Mark Huber gave another exciting talk around the Bernoulli factory problem, connecting with perfect simulation and demonstrating this is not solely a formal Monte Carlo problem! Some earlier posts here have discussed papers on that problem, but I was unaware of the results bounding [from below] the expected number of steps to simulate B(f(p)) from a (p,1-p) coin. If not of the open questions surrounding B(2p). The talk was also great in that it centred on recursion and included a fundamental theorem of perfect sampling! Not that surprising given Mark’s recent book on the topic, but exhilarating nonetheless!!!

The final talk of the second day was given by Peter Glynn, with connections with Chang-han Rhee’s talk the previous day, but with a different twist. In particular, Peter showed out to achieve perfect or exact estimation rather than perfect or exact simulation by a fabulous trick: perfect sampling is better understood through the construction of random functions φ¹, φ², … such that X²=φ¹(X¹), X³=φ²(X²), … Hence,

X^t=\varphi^{t-1}\circ\varphi^{t-2}\circ\ldots\circ\varphi^{1}(X^1)

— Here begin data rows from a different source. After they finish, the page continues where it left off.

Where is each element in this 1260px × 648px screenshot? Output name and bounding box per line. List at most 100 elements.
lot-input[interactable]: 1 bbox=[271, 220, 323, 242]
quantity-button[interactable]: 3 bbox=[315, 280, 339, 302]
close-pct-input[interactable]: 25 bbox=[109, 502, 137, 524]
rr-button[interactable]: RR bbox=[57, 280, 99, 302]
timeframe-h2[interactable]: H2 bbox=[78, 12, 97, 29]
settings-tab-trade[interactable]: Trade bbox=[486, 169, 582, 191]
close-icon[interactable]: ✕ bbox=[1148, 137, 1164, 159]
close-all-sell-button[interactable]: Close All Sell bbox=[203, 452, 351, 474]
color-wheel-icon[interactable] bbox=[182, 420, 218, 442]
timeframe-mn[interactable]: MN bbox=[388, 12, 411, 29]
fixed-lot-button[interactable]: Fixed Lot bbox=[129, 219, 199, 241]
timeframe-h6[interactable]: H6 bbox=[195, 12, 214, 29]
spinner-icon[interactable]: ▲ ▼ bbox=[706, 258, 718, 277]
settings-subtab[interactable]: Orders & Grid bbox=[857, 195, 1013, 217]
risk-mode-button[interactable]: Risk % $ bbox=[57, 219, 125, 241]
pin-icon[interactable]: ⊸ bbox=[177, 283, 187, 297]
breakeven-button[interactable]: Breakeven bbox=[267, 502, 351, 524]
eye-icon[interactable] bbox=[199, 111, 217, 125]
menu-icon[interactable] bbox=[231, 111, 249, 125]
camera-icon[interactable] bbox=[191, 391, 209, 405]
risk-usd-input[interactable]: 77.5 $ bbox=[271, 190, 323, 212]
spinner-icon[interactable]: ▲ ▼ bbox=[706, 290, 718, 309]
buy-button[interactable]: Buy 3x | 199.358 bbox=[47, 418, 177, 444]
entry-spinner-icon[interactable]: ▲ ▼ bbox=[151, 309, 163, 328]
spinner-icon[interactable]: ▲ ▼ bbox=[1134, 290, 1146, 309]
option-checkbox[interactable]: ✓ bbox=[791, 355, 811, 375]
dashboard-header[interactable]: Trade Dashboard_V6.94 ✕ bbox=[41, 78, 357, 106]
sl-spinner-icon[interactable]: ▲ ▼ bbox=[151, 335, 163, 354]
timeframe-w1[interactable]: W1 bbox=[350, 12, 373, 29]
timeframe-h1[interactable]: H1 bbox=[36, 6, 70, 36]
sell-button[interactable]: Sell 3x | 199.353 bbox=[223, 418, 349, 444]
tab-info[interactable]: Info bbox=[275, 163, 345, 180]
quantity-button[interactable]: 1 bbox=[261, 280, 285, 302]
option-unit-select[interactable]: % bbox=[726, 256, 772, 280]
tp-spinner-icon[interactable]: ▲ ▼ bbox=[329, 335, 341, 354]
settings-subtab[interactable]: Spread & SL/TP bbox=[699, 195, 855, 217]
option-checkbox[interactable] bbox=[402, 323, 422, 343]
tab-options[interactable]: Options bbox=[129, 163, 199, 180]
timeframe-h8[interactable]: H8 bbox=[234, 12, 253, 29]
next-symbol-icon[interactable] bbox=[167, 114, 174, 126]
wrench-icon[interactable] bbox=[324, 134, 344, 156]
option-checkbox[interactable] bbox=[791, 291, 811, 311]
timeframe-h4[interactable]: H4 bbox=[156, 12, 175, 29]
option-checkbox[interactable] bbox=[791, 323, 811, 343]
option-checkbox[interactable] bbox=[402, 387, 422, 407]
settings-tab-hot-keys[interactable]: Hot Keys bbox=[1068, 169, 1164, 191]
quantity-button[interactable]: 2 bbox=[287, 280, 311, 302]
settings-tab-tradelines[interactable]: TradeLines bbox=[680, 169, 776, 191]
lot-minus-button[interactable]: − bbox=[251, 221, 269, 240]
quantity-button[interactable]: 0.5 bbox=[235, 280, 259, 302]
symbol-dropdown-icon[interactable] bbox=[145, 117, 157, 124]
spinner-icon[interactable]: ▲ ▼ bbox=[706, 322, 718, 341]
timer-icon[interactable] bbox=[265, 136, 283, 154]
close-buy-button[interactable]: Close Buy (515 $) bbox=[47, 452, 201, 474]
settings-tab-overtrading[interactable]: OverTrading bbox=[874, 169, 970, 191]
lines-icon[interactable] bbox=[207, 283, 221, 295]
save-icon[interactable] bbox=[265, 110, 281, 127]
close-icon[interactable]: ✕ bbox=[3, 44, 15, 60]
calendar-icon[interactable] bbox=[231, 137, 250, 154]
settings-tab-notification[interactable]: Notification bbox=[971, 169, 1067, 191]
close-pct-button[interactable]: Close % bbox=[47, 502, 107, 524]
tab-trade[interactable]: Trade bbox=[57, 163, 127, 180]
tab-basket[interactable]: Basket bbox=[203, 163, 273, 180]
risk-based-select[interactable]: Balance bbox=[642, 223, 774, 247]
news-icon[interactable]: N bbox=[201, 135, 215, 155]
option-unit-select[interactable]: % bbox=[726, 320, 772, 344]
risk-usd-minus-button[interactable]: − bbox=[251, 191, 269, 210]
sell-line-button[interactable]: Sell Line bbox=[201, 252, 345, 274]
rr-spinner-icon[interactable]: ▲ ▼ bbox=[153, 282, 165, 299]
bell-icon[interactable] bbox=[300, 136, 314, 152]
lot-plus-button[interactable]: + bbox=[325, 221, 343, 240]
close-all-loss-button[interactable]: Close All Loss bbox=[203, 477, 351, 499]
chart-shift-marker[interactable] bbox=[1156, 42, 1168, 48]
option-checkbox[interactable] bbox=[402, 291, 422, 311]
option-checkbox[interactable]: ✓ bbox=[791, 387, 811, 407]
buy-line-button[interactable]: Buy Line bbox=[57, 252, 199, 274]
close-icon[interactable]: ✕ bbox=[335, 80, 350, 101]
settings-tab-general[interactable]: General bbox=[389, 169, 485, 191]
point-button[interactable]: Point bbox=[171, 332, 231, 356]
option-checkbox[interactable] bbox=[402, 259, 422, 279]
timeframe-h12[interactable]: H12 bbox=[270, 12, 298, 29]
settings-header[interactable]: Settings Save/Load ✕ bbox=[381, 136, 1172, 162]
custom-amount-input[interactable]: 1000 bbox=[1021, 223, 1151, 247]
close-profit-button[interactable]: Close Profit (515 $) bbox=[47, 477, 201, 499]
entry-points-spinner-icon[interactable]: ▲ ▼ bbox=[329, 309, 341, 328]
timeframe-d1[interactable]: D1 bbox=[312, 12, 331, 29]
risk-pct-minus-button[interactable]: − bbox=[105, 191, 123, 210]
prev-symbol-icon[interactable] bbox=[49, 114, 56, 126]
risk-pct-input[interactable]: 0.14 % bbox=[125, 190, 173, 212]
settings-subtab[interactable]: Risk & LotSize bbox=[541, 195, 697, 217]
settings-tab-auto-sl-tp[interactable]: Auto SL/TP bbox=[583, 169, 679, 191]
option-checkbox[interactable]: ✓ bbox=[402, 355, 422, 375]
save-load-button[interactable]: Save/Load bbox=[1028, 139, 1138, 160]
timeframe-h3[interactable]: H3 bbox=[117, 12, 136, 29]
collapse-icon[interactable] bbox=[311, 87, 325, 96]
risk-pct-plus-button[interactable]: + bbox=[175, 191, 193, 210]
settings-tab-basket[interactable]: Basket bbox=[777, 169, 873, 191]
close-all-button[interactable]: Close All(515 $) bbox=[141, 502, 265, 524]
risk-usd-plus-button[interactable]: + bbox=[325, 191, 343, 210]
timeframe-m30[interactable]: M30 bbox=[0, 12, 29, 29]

which helps in constructing coupling strategies. However, since the φ’s are usually iid, the above is generally distributed like

Y^t=\varphi^{1}\circ\varphi^{2}\circ\ldots\circ\varphi^{t-1}(X^1)

which seems pretty similar but offers a much better concentration as t grows. Cutting the function composition is then feasible towards producing unbiased estimators and more efficient. (I realise this is not a particularly clear explanation of the idea, detailed in an arXival I somewhat missed. When seen this way, Y would seem much more expensive to compute [than X].)